JEP draft: Ahead-of-Time Class Loading & Linking with Any GC

OwnerErik Österlund
TypeFeature
ScopeJDK
StatusSubmitted
Componenthotspot / gc
Discussionhotspot dash dev at openjdk dot org
EffortM
DurationM
Reviewed byAlex Buckley, Ioi Lam, Stefan Karlsson, Vladimir Kozlov
Created2024/02/16 09:49
Updated2025/05/06 19:14
Issue8326035

Summary

Enhance the ahead-of-time cache, which enables the HotSpot Java Virtual Machine to improve startup and warmup time, so that it can be used with any garbage collector, including the low-latency Z Garbage Collector (ZGC).

Goals

Motivation

Most of the HotSpot JVM's garbage collectors pause application threads in order to reclaim memory. This causes the application to take significantly longer than usual to handle some requests, increasing its tail latency. For example, 99% of all requests may be handled within 10ms, but 1% of the requests may take 100ms or more. You can minimize the tail latency caused by garbage collection by using the Z Garbage Collector (ZGC). ZGC reclaims memory concurrently, never pausing application threads for more than a millisecond.

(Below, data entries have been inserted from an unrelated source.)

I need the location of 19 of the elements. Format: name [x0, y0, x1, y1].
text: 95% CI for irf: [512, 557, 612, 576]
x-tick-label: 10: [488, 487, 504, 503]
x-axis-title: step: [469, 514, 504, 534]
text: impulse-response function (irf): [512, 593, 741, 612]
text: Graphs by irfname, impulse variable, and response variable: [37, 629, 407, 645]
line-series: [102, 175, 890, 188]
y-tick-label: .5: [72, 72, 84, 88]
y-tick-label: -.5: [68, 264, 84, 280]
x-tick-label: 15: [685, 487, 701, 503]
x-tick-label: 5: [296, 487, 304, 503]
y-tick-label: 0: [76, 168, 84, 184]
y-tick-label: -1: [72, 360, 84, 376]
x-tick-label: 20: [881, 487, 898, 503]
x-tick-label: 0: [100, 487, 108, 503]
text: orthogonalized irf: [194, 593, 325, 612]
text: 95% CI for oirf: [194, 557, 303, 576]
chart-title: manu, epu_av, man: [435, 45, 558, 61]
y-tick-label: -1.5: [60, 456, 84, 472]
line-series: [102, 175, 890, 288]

Garbage collection is, however, not the only cause of high tail latency.

Java applications are often scaled by starting new JVM instances to handle more requests, but requests sent to a new instance take significantly longer than requests sent to a warmed-up instance. To address this source of tail latency, you can enable ahead-of-time class loading and linking, introduced in JDK 24. This improves application startup by caching your application’s classes in a training run so that they are available immediately in production. For example, the Spring PetClinic demo application starts 41% more quickly in production because the cache enables some 21,000 classes to appear immediately loaded and linked at startup. Forthcoming features, such as ahead-of-time method profiling and code compilation, will further leverage the ahead-of-time cache to further extend these gains.

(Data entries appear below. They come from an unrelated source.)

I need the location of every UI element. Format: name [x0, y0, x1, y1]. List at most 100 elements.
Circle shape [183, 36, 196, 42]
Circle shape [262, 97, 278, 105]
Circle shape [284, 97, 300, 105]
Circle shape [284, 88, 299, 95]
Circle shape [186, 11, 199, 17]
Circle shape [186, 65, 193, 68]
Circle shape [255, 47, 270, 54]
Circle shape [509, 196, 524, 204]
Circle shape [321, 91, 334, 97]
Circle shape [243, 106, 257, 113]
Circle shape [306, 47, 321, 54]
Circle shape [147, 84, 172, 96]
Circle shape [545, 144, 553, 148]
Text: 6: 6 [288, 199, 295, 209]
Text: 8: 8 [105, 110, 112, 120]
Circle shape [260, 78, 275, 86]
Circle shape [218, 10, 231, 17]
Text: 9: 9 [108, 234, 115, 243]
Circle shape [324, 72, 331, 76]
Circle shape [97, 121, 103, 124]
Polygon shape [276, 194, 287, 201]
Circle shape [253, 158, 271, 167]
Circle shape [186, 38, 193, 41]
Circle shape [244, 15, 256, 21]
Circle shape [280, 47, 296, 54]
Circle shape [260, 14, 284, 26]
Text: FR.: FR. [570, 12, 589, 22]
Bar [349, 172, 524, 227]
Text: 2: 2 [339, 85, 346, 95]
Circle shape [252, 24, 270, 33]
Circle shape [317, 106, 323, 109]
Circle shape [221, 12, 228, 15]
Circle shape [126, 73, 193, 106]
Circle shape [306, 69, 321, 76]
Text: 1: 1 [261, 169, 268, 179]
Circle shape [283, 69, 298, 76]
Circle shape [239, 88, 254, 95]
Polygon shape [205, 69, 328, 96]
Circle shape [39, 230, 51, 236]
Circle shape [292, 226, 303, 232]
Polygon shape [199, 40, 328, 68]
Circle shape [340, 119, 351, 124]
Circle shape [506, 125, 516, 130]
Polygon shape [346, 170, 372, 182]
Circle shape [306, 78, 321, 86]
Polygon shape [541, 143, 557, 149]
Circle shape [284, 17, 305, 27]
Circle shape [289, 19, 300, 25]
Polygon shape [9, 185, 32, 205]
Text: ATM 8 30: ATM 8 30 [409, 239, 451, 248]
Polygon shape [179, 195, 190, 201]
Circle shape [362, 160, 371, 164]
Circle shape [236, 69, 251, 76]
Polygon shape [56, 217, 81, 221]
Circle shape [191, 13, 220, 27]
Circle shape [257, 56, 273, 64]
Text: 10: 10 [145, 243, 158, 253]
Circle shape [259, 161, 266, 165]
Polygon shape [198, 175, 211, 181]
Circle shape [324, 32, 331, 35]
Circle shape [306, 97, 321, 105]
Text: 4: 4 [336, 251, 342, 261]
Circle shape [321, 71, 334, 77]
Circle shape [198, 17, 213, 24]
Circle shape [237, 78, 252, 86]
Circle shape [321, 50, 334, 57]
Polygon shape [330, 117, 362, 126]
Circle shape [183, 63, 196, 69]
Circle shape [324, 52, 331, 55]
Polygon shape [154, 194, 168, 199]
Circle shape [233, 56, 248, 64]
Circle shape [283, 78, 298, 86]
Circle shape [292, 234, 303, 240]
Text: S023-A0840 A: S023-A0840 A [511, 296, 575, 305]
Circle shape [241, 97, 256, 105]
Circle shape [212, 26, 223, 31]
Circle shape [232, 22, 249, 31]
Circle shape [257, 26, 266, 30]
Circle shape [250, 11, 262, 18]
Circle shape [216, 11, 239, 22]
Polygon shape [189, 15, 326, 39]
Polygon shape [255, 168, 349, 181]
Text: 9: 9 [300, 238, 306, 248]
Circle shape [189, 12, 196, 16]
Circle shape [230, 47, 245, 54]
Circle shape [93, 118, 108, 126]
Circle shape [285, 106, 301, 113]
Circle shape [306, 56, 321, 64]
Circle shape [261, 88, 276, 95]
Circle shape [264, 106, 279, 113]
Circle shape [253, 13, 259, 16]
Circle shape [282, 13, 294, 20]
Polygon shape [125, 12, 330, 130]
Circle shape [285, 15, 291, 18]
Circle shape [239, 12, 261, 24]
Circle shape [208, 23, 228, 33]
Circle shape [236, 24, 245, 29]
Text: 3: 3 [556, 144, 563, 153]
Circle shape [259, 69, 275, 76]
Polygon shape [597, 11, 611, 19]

Unfortunately, the way that classes are cached is incompatible with ZGC. This forces you to choose between suffering GC-induced tail latency or suffering startup-induced tail latency. If you use ZGC to reduce the former then you cannot enable ahead-of-time class loading and linking to reduce the latter, and vice versa.

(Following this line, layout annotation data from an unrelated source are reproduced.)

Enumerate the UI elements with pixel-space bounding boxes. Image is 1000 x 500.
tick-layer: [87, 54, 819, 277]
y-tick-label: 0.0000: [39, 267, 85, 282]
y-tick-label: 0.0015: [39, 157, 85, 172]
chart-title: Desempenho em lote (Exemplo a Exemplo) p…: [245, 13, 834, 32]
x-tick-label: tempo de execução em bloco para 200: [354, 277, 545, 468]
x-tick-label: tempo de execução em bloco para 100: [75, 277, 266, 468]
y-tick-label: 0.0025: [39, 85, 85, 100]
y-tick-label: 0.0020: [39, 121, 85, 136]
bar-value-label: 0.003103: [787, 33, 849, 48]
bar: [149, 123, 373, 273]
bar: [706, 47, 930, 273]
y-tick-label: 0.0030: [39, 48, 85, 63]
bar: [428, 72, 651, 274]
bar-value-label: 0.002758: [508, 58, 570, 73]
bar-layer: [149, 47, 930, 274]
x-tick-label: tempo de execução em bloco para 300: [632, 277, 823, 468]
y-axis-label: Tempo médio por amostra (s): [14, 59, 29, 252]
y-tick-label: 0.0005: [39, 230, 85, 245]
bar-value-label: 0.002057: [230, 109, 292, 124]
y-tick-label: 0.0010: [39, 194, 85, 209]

We could avoid this painful choice if AOT caches could be used with any of the HotSpot JVM's garbage collectors, including ZGC.

Description

An AOT cache contains, among other things, representations of the Class objects for classes that were loaded and linked during a training run. It also contains objects referenced by those Class objects, such as strings and byte arrays.

Today, AOT cache files are GC-specific: Their format is bitwise-compatible with the format of heap objects understood by the GC, so that the JVM can map them directly into the heap memory managed by the GC.

We propose to make AOT caches optionally GC-agnostic so that they work with all garbage collectors, regardless of which GC is used in training or in production. As an additional benefit, this will allow the JDK to include a baseline AOT cache that works in all environments.

Obstacles to a GC-agnostic AOT cache

The main challenge of caching objects in a GC-agnostic manner is in how to handle object references. From the perspective of Java code, the value of a field that holds a reference to an object is opaque. From the perspective of the JVM, however, each GC has its own policies for laying out objects in memory and representing references from one object to another:

The multitude of reference formats makes it challenging to take objects managed by one GC, cache them, and reify them later for a different GC.

Object caching today

The representation of an object in an AOT cache mirrors its representation in memory. For example, consider a String object with these fields:

public class String {
    private final byte[] value;
    private final byte coder;
    private int hash;
    private boolean hashIsZero;
}

In the cached form of a String object, the value field contains the 64-bit memory address of a byte array:

header: ...  |  value: 0x4002045278  |  coder: ...  |  hash: ...  |  hashIsZero: ...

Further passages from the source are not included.